Bohong kalau sekarang Inggrid sudah bisa lupa pada Reiner. Bahkan di pertemuan tadi pun, hati Inggrid masih mendambakan Reiner. Tapi ya mau gimana lagi, toh hubungan mereka harus benar-benar berakhir. Mau nangis kayaknya udah gak pantes lagi, toh nangis juga gak bakal merubah keadaan. Mau minta balikan pun itu tambah tidak akan mungkin, yang namanya putus ya udah berakhir, gak ada lagi tawar menawar. Ya begitulah Inggrid terikat dengan prinsipnya, walaupun hatinya menangis pilu.

Gilang yang menyadari adiknya kembali melamun pun, langsung menaruh handphone nya dan menyadarkan adiknya itu. Inggrid pun terkejut ketika Abang nya itu menepuk bahunya agak keras. Emang manusia satu itu tidak memiliki perasaan. Bisa-bisa nya memukul bahunya keras seperti tadi. Kan itu sakit, apalagi hampir saja dirinya terserang jantung.

" Lo tuh ya, Ing, gue ajak kesini tuh biar lo baikan. Eh ini bocah malah balik ngelamun. Ngelamun in apa coba, heran deh gue?? " Gilang pun mencurahkan isi hatinya pada sang adik. Sedangkan Inggrid hanya menundukkan kepalanya.

" Gue kan masih kepikiran Bang, kenapa kok bisa putus. " Inggrid menjawab dengan suara yang sangat pelan.

" Gini ya, Ing, gue tau lo sama si Reiner udah pacaran lama. Tapi selama pacaran itu lo pernah gak diajak sama si Reiner jalin hubungan ke jenjang yang lebih serius. Kagak kan?? Lo tau apa artinya, artinya tuh dia jalin hubungan sama lo itu main-main. Gue ngomong gini bukan sebagai Abang lo, tapi sebagai cowok. " Penjelasan dari Gilang itu secara tidak langsung menyadarkan Inggrid tentang semuanya. Ya benar yang di katakan oleh Abang itu, hubungan nya dengan Reiner itu tidak pernah di bawa ke jenjang yang lebih serius.

" Kenapa lo gak bilang ini dari lama, Bang... " Ucap Inggrid dengan lirih. Bahkan air matanya siap meluncur kapan saja.

" Karena gue tau, kalau pun dukungan gue bilang lo gak bakal percaya. Karena di mata lo Reiner tuh segalanya. Lo masih di buta kan sama perasaan seneng lo itu, jadi percuma." Balasan Gilang itu pun mampu membuat air mata yang berusaha Inggrid tahan itu meluncur.

Kali ini Inggrid benar-benar tak mampu menyembunyikan rasa sakit hatinya itu.
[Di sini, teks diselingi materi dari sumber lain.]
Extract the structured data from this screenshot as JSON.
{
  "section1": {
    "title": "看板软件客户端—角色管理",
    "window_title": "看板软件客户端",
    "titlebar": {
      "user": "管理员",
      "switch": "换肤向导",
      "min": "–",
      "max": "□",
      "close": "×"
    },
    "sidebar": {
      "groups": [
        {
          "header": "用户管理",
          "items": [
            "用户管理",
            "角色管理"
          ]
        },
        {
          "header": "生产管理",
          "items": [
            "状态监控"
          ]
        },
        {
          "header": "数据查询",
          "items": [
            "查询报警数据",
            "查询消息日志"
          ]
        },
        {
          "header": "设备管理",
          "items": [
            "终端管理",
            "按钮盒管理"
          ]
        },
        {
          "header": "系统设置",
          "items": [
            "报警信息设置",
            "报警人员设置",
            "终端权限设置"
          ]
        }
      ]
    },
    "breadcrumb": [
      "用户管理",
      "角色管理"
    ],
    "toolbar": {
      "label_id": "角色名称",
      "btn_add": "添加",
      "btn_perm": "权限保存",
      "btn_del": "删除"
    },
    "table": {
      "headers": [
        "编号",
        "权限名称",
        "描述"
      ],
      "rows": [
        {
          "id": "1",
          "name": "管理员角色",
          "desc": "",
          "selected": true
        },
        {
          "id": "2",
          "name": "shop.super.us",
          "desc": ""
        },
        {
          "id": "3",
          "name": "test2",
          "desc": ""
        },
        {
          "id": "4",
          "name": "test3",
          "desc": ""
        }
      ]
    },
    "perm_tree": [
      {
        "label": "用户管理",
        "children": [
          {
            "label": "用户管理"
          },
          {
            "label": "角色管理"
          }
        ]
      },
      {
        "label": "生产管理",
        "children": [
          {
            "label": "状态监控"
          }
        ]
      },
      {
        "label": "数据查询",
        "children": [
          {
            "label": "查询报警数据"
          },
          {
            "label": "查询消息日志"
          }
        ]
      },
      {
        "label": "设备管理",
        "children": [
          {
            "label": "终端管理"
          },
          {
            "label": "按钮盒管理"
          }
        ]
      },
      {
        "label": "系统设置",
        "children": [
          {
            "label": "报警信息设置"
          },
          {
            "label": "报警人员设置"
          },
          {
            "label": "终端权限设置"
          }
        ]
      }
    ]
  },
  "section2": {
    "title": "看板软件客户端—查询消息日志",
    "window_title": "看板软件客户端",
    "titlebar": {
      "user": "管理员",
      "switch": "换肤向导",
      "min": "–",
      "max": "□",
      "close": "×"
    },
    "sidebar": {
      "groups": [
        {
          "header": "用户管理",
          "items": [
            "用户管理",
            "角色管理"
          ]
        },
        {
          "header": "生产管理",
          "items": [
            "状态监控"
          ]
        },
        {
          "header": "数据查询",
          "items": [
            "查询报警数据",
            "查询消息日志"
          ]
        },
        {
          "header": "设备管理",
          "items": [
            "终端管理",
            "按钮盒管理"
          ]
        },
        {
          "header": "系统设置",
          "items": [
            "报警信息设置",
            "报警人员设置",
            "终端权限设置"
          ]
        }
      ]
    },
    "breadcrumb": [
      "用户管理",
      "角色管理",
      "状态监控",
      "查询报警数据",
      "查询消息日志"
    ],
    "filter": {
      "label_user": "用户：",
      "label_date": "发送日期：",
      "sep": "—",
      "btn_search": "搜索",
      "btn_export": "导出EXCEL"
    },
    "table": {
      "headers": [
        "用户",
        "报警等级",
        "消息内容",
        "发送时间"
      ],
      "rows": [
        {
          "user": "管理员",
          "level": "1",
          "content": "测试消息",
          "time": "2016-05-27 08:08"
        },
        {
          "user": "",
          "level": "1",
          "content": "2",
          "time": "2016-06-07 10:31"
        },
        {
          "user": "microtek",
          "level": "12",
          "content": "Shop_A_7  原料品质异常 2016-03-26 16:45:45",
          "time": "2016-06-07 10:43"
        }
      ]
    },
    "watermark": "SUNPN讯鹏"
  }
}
Bahkan untuk pertama kalinya Inggrid menumpahkan semua rasa sakit hatinya. Gilang pun langsung membawa Inggrid kedalam dekapan nya. Yang dilakukan nya sekarang hanya menguatkan Inggrid dan menghibur adiknya itu. Masalah dengan sang mantan biar menjadi urusan Gilang di kemudian hari.